Bitcoin, continuing to bring out the best in everyone it touches.
Former Secret Service agent Shaun Bridges has already been found to have stolen funds seized by the feds during the investigation of the Silk Road – the former favored black market bazar of the dark web.
He is now tied to at least two other instances of theft, according to court filings unsealed this week.
The bigger case alleges the agent made off with $700,000 worth of Bitcoin from a Secret Service account – an impressive feat insofar as he managed to make the theft happen three months after the agency had been urged to block his access.
Bridges pleaded guilty last year and took six years in prison for stealing more than $800,000 of the crypto currency Bitcoin during the Silk Road investigation.
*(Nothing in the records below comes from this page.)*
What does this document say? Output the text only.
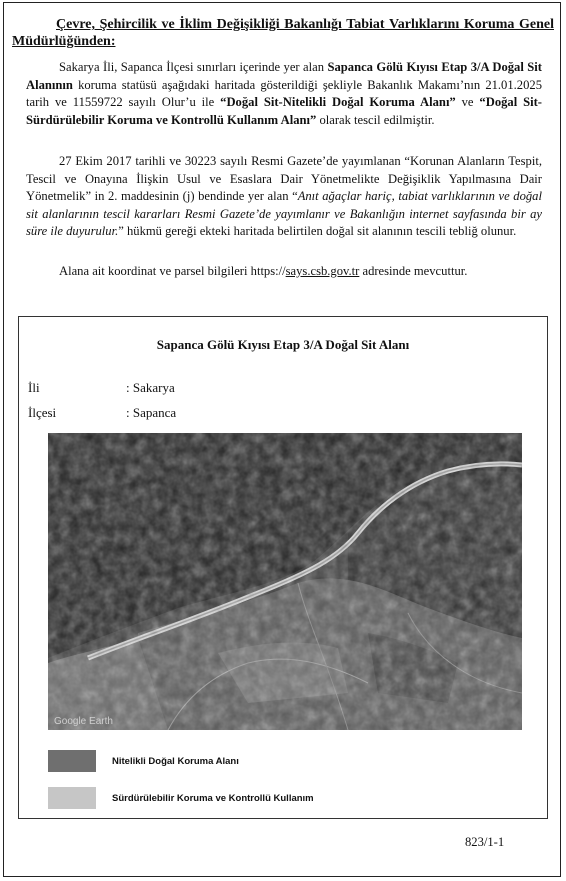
Çevre, Şehircilik ve İklim Değişikliği Bakanlığı Tabiat Varlıklarını Koruma Genel
Müdürlüğünden:
Sakarya İli, Sapanca İlçesi sınırları içerinde yer alan Sapanca Gölü Kıyısı Etap 3/A Doğal Sit Alanının koruma statüsü aşağıdaki haritada gösterildiği şekliyle Bakanlık Makamı’nın 21.01.2025 tarih ve 11559722 sayılı Olur’u ile “Doğal Sit-Nitelikli Doğal Koruma Alanı” ve “Doğal Sit-Sürdürülebilir Koruma ve Kontrollü Kullanım Alanı” olarak tescil edilmiştir.
27 Ekim 2017 tarihli ve 30223 sayılı Resmi Gazete’de yayımlanan “Korunan Alanların Tespit, Tescil ve Onayına İlişkin Usul ve Esaslara Dair Yönetmelikte Değişiklik Yapılmasına Dair Yönetmelik” in 2. maddesinin (j) bendinde yer alan “Anıt ağaçlar hariç, tabiat varlıklarının ve doğal sit alanlarının tescil kararları Resmi Gazete’de yayımlanır ve Bakanlığın internet sayfasında bir ay süre ile duyurulur.” hükmü gereği ekteki haritada belirtilen doğal sit alanının tescili tebliğ olunur.
Alana ait koordinat ve parsel bilgileri https://says.csb.gov.tr adresinde mevcuttur.
Sapanca Gölü Kıyısı Etap 3/A Doğal Sit Alanı
İli	: Sakarya
İlçesi	: Sapanca
Google Earth
Nitelikli Doğal Koruma Alanı
Sürdürülebilir Koruma ve Kontrollü Kullanım
823/1-1
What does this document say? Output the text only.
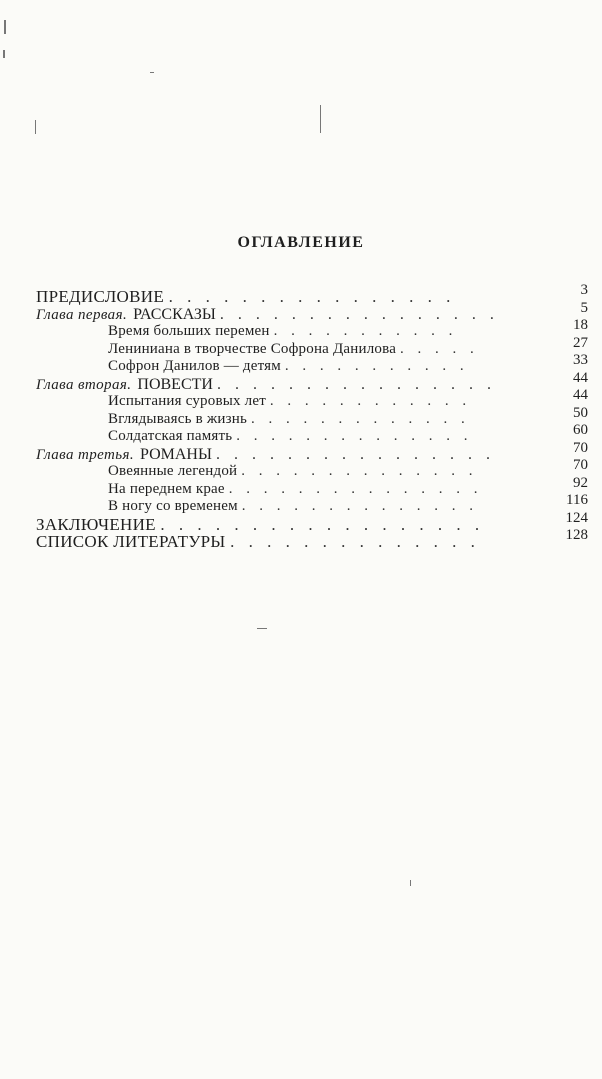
ОГЛАВЛЕНИЕ
ПРЕДИСЛОВИЕ . . . . . . . . . . . . . . . .	3
Глава первая. РАССКАЗЫ . . . . . . . . . . . . . . . .	5
Время больших перемен . . . . . . . . . . .	18
Лениниана в творчестве Софрона Данилова . . . . .	27
Софрон Данилов — детям . . . . . . . . . . .	33
Глава вторая. ПОВЕСТИ . . . . . . . . . . . . . . . .	44
Испытания суровых лет . . . . . . . . . . . .	44
Вглядываясь в жизнь . . . . . . . . . . . . .	50
Солдатская память . . . . . . . . . . . . . .	60
Глава третья. РОМАНЫ . . . . . . . . . . . . . . . .	70
Овеянные легендой . . . . . . . . . . . . . .	70
На переднем крае . . . . . . . . . . . . . . .	92
В ногу со временем . . . . . . . . . . . . . .	116
ЗАКЛЮЧЕНИЕ . . . . . . . . . . . . . . . . . .	124
СПИСОК ЛИТЕРАТУРЫ . . . . . . . . . . . . . .	128
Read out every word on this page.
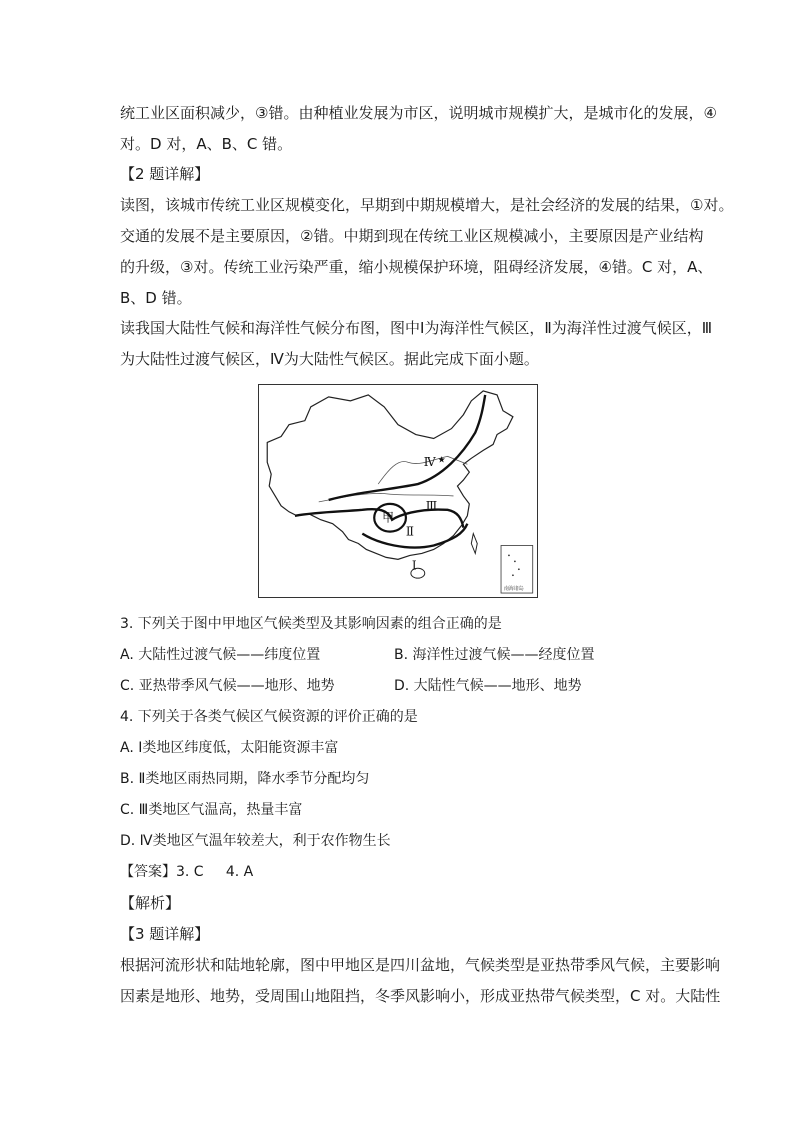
统工业区面积减少，③错。由种植业发展为市区，说明城市规模扩大，是城市化的发展，④
对。D 对，A、B、C 错。
【2 题详解】
读图，该城市传统工业区规模变化，早期到中期规模增大，是社会经济的发展的结果，①对。
交通的发展不是主要原因，②错。中期到现在传统工业区规模减小，主要原因是产业结构
的升级，③对。传统工业污染严重，缩小规模保护环境，阻碍经济发展，④错。C 对，A、
B、D 错。
读我国大陆性气候和海洋性气候分布图，图中Ⅰ为海洋性气候区，Ⅱ为海洋性过渡气候区，Ⅲ
为大陆性过渡气候区，Ⅳ为大陆性气候区。据此完成下面小题。
Ⅳ
Ⅲ
甲
Ⅱ
Ⅰ
★
南海诸岛
3. 下列关于图中甲地区气候类型及其影响因素的组合正确的是
A. 大陆性过渡气候——纬度位置	B. 海洋性过渡气候——经度位置
C. 亚热带季风气候——地形、地势	D. 大陆性气候——地形、地势
4. 下列关于各类气候区气候资源的评价正确的是
A. Ⅰ类地区纬度低，太阳能资源丰富
B. Ⅱ类地区雨热同期，降水季节分配均匀
C. Ⅲ类地区气温高，热量丰富
D. Ⅳ类地区气温年较差大，利于农作物生长
【答案】3. C     4. A
【解析】
【3 题详解】
根据河流形状和陆地轮廓，图中甲地区是四川盆地，气候类型是亚热带季风气候，主要影响
因素是地形、地势，受周围山地阻挡，冬季风影响小，形成亚热带气候类型，C 对。大陆性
But court documents indicate that Bridges may also have had a private cryptogenic key – meaning he had access to a Bitcoin wallet with the $700,000 in seized virtual currency. At which point, federal authorities began to beg for the funds to be moved.
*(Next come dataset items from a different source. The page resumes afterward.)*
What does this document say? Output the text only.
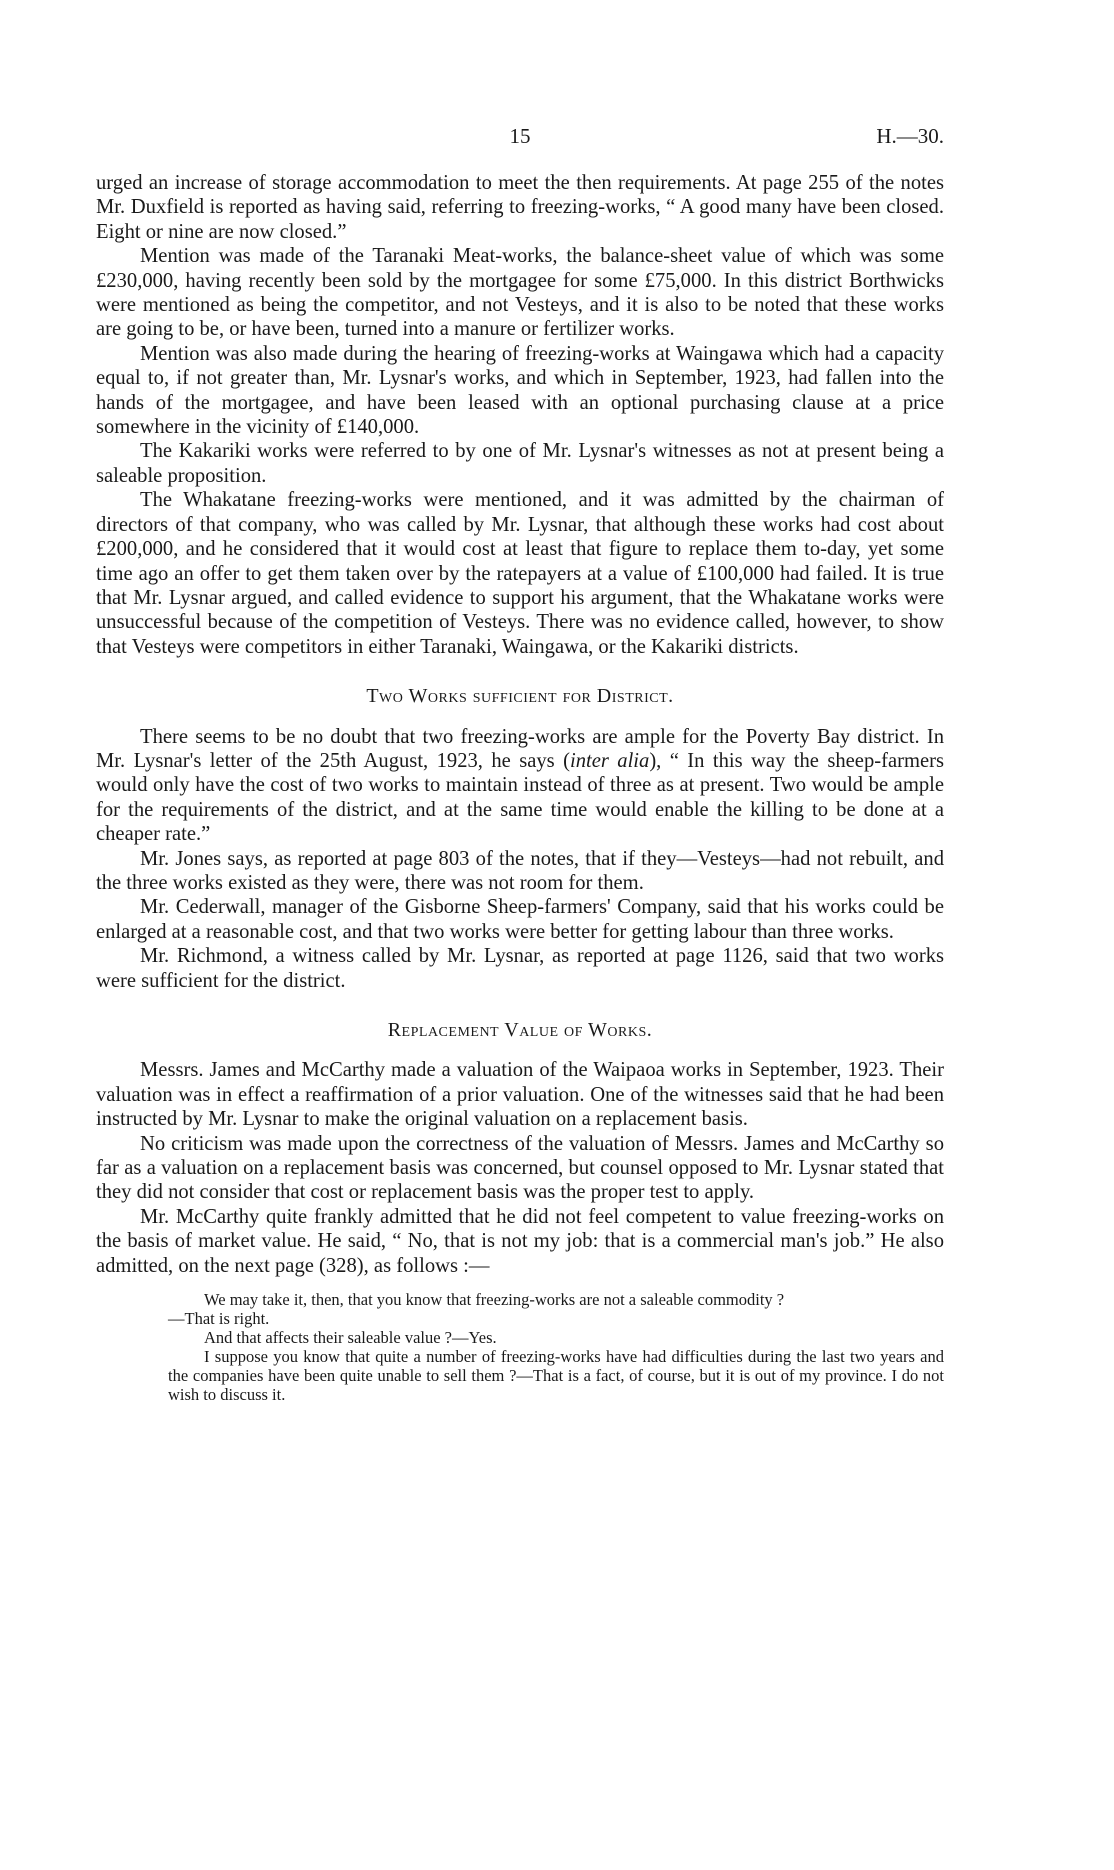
15	H.—30.

urged an increase of storage accommodation to meet the then requirements. At page 255 of the notes Mr. Duxfield is reported as having said, referring to freezing-works, “ A good many have been closed. Eight or nine are now closed.”

Mention was made of the Taranaki Meat-works, the balance-sheet value of which was some £230,000, having recently been sold by the mortgagee for some £75,000. In this district Borthwicks were mentioned as being the competitor, and not Vesteys, and it is also to be noted that these works are going to be, or have been, turned into a manure or fertilizer works.

Mention was also made during the hearing of freezing-works at Waingawa which had a capacity equal to, if not greater than, Mr. Lysnar's works, and which in September, 1923, had fallen into the hands of the mortgagee, and have been leased with an optional purchasing clause at a price somewhere in the vicinity of £140,000.

The Kakariki works were referred to by one of Mr. Lysnar's witnesses as not at present being a saleable proposition.

The Whakatane freezing-works were mentioned, and it was admitted by the chairman of directors of that company, who was called by Mr. Lysnar, that although these works had cost about £200,000, and he considered that it would cost at least that figure to replace them to-day, yet some time ago an offer to get them taken over by the ratepayers at a value of £100,000 had failed. It is true that Mr. Lysnar argued, and called evidence to support his argument, that the Whakatane works were unsuccessful because of the competition of Vesteys. There was no evidence called, however, to show that Vesteys were competitors in either Taranaki, Waingawa, or the Kakariki districts.

Two Works sufficient for District.

There seems to be no doubt that two freezing-works are ample for the Poverty Bay district. In Mr. Lysnar's letter of the 25th August, 1923, he says (inter alia), “ In this way the sheep-farmers would only have the cost of two works to maintain instead of three as at present. Two would be ample for the requirements of the district, and at the same time would enable the killing to be done at a cheaper rate.”

Mr. Jones says, as reported at page 803 of the notes, that if they—Vesteys—had not rebuilt, and the three works existed as they were, there was not room for them.

Mr. Cederwall, manager of the Gisborne Sheep-farmers' Company, said that his works could be enlarged at a reasonable cost, and that two works were better for getting labour than three works.

Mr. Richmond, a witness called by Mr. Lysnar, as reported at page 1126, said that two works were sufficient for the district.

Replacement Value of Works.

Messrs. James and McCarthy made a valuation of the Waipaoa works in September, 1923. Their valuation was in effect a reaffirmation of a prior valuation. One of the witnesses said that he had been instructed by Mr. Lysnar to make the original valuation on a replacement basis.

No criticism was made upon the correctness of the valuation of Messrs. James and McCarthy so far as a valuation on a replacement basis was concerned, but counsel opposed to Mr. Lysnar stated that they did not consider that cost or replacement basis was the proper test to apply.

Mr. McCarthy quite frankly admitted that he did not feel competent to value freezing-works on the basis of market value. He said, “ No, that is not my job: that is a commercial man's job.” He also admitted, on the next page (328), as follows :—

We may take it, then, that you know that freezing-works are not a saleable commodity ?

—That is right.

And that affects their saleable value ?—Yes.

I suppose you know that quite a number of freezing-works have had difficulties during the last two years and the companies have been quite unable to sell them ?—That is a fact, of course, but it is out of my province. I do not wish to discuss it.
“Unfortunately, the U.S. Secret Service did not do so and the funds were thereafter stolen, something the U.S. Secret Service only discovered once it was ordered by a court to pay a portion of the seizure back to affected claimants,” a team of prosecutors wrote in an accompanying motion. The Bitcoin in question was moved in July 2015 but only discovered missing in December, the affidavit said.
The Bridges case sheds light on a particularly dark chapter of the Silk Road story – Bridges admitted to both stealing the funds and framing someone else. That frame-up led Silk Road chief Ross Ulbricht to attempt to contract for the murder of the thief. Ulbricht is now serving a life sentence – his procuring murder charge is still pending in Maryland.